2. Check whether your subscription auto-migrates or just ends. For Hulu → Disney+, Disney is keeping subscriptions active and moving them to the Disney+ platform. For BET+ → Paramount+, there's a migration offer with a period of free access to Paramount+. The terms differ — check the official email or the service's website.

3. Set a calendar reminder before any deadline dates. Most services give a grace period before billing changes. Set a reminder 3–5 days before the cutoff so you have time to decide whether to accept the new service or cancel.

4. Check your subscription tracker. If you use SubManager, look at your active subscriptions and note which ones are on platforms that have been in the news for mergers or financial trouble. Knowing what you have is the first step.

5. Download anything you can. Many services allow offline downloads. Before a shutdown date, use the download feature to grab the series you haven't finished yet. You may not be able to watch them forever, but you'll have them for a few weeks.

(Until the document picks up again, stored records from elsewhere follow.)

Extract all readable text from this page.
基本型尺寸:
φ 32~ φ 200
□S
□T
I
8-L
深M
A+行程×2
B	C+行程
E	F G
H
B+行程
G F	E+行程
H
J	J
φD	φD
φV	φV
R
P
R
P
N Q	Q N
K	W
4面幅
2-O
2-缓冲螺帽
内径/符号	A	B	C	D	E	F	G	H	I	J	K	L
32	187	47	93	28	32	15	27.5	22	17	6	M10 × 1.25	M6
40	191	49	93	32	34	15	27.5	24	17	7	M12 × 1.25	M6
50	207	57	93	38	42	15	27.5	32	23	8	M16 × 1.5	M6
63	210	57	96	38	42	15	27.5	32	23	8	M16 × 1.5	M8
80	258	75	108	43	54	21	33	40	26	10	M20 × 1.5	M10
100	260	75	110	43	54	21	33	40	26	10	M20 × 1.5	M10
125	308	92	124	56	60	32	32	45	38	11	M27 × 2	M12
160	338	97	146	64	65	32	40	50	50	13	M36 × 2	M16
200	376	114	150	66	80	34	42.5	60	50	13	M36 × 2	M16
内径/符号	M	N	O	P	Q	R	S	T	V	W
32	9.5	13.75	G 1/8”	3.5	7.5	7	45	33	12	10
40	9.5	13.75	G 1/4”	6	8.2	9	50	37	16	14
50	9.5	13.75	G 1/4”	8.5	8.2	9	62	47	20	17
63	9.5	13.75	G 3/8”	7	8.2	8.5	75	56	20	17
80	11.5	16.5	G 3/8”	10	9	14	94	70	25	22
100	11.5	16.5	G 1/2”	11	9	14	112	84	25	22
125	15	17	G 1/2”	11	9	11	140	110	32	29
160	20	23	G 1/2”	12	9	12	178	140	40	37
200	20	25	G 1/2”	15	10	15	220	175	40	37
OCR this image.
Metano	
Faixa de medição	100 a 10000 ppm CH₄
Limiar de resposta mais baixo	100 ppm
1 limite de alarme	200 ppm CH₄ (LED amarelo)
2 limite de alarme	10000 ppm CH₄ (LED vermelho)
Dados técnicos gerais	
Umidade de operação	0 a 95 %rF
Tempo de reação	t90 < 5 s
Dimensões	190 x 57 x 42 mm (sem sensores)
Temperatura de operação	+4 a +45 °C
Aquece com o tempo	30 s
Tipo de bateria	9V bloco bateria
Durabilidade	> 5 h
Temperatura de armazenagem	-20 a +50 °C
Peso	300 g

Services Worth Watching Right Now

ServiceStatusWhat Families Should Know
HuluMerging into Disney+Content moving to Disney+ app; billing changing
BET+Shutting downContent migrating to Paramount+; check for migration offer
Sling TVAt riskLosing subscribers fast; Disney content contract in dispute
FuboUncertainMerger with Hulu Live TV pending; future unclear

The Habit Worth Building

Every six months or so, do a ten-minute scan of your active subscriptions and check the news for any that have been acquired, merged, or struggling. It takes less time than the call you'll make to dispute a charge for a service that technically no longer exists.

SubManager's family dashboard makes this easier — everyone in the household can see what's active, and renewal alerts will flag anything that changes. But even a shared notes file beats trying to remember it all from memory.

The streaming era of "pick a service and forget it" is ending. The families who adapt fastest are the ones who treat their subscriptions like a phone plan: something you actively manage, not something that just runs in the background.